Here are a few reasons I’ve come up with for why

Moving outside is magical:

  • Fresh air! Open spaces! More room to breathe and to be!
  • You use your body and work on your relationship with it, find new ways to make it part of your writing
  • Gets you up, out of your chair
  • Clears your head, restores your mind, unclenches your jaw
  • Encourages more casual, relaxed thinking, attention that slowly wanders from here to there instead of quickly darts from this to this to this
  • You get to hear some birds or dogs or roller skier’s poles clicking and clacking
  • A chance to encounter something delightful or ridiculous or strange, to collect a new image or story, to experiment, to be with the river
  • Sometimes you lose yourself
  • Sometimes you find yourself
  • Learn more about your neighborhood — the people or the dogs or the terrain
  • Helps you work through a problem — in your writing, life
  • Helps you forget some things, remember others
  • Revelations, the runner’s high, reverie
  • The possibility of syncing your brain with your feet and the world
  • Developing a practice that opens you up, enables you to find better words, and gets you through the early stages of the pandemic

Read more about what some other writers think about the value of walking and running by checking out the selected passages for week one — Reading: Passages.

Something to Think About as You Move

For the rest of your walk or run today, I’d like to leave you with a few other brief passages from 2 writers, Edward Hirsch and Frederic Gros:

from Hirsch:

A walk is a way of entering the body, and also of leaving it.

Wandering, reading, writing–these three adventures are for me intimately linked.
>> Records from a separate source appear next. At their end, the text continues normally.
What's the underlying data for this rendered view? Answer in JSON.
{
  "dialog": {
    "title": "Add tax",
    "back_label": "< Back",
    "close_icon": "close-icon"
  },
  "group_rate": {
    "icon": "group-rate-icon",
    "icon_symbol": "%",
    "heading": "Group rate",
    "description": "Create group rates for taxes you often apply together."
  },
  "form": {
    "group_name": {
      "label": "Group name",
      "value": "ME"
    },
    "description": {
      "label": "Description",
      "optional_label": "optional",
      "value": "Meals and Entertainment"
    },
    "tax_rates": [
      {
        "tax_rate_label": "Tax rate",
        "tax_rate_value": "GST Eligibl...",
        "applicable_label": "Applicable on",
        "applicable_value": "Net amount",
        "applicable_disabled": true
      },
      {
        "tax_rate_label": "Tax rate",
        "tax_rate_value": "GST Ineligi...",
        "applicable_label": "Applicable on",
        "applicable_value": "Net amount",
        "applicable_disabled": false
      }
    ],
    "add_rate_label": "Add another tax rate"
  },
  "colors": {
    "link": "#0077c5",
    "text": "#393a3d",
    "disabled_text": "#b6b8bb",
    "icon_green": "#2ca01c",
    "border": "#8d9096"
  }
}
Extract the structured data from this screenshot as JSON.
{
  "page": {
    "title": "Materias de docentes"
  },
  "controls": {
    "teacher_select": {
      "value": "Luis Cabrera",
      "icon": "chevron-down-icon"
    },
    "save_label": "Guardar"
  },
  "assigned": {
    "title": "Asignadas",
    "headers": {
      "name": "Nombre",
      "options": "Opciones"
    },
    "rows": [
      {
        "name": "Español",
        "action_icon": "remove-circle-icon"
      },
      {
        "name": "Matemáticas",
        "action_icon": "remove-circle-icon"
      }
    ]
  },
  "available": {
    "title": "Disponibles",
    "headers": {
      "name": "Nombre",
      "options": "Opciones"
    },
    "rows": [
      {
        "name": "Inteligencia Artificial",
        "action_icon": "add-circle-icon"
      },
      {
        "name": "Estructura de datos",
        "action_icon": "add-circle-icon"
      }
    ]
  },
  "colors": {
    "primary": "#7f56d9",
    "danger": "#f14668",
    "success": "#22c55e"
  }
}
They are all ways of observing both the inner and outer weather, of being carried away, of getting lost and returning.

from Gros:

You are nobody to the hills or the thick boughs heavy with greenery. You are no longer a role, or a status, not even an individual, but a body, a body that feels sharp stones on the paths, the caress of long grass and the freshness of the wind (84).

Questions:

How/what does your body feel as you’re moving through a place?
What is your inner and outer weather?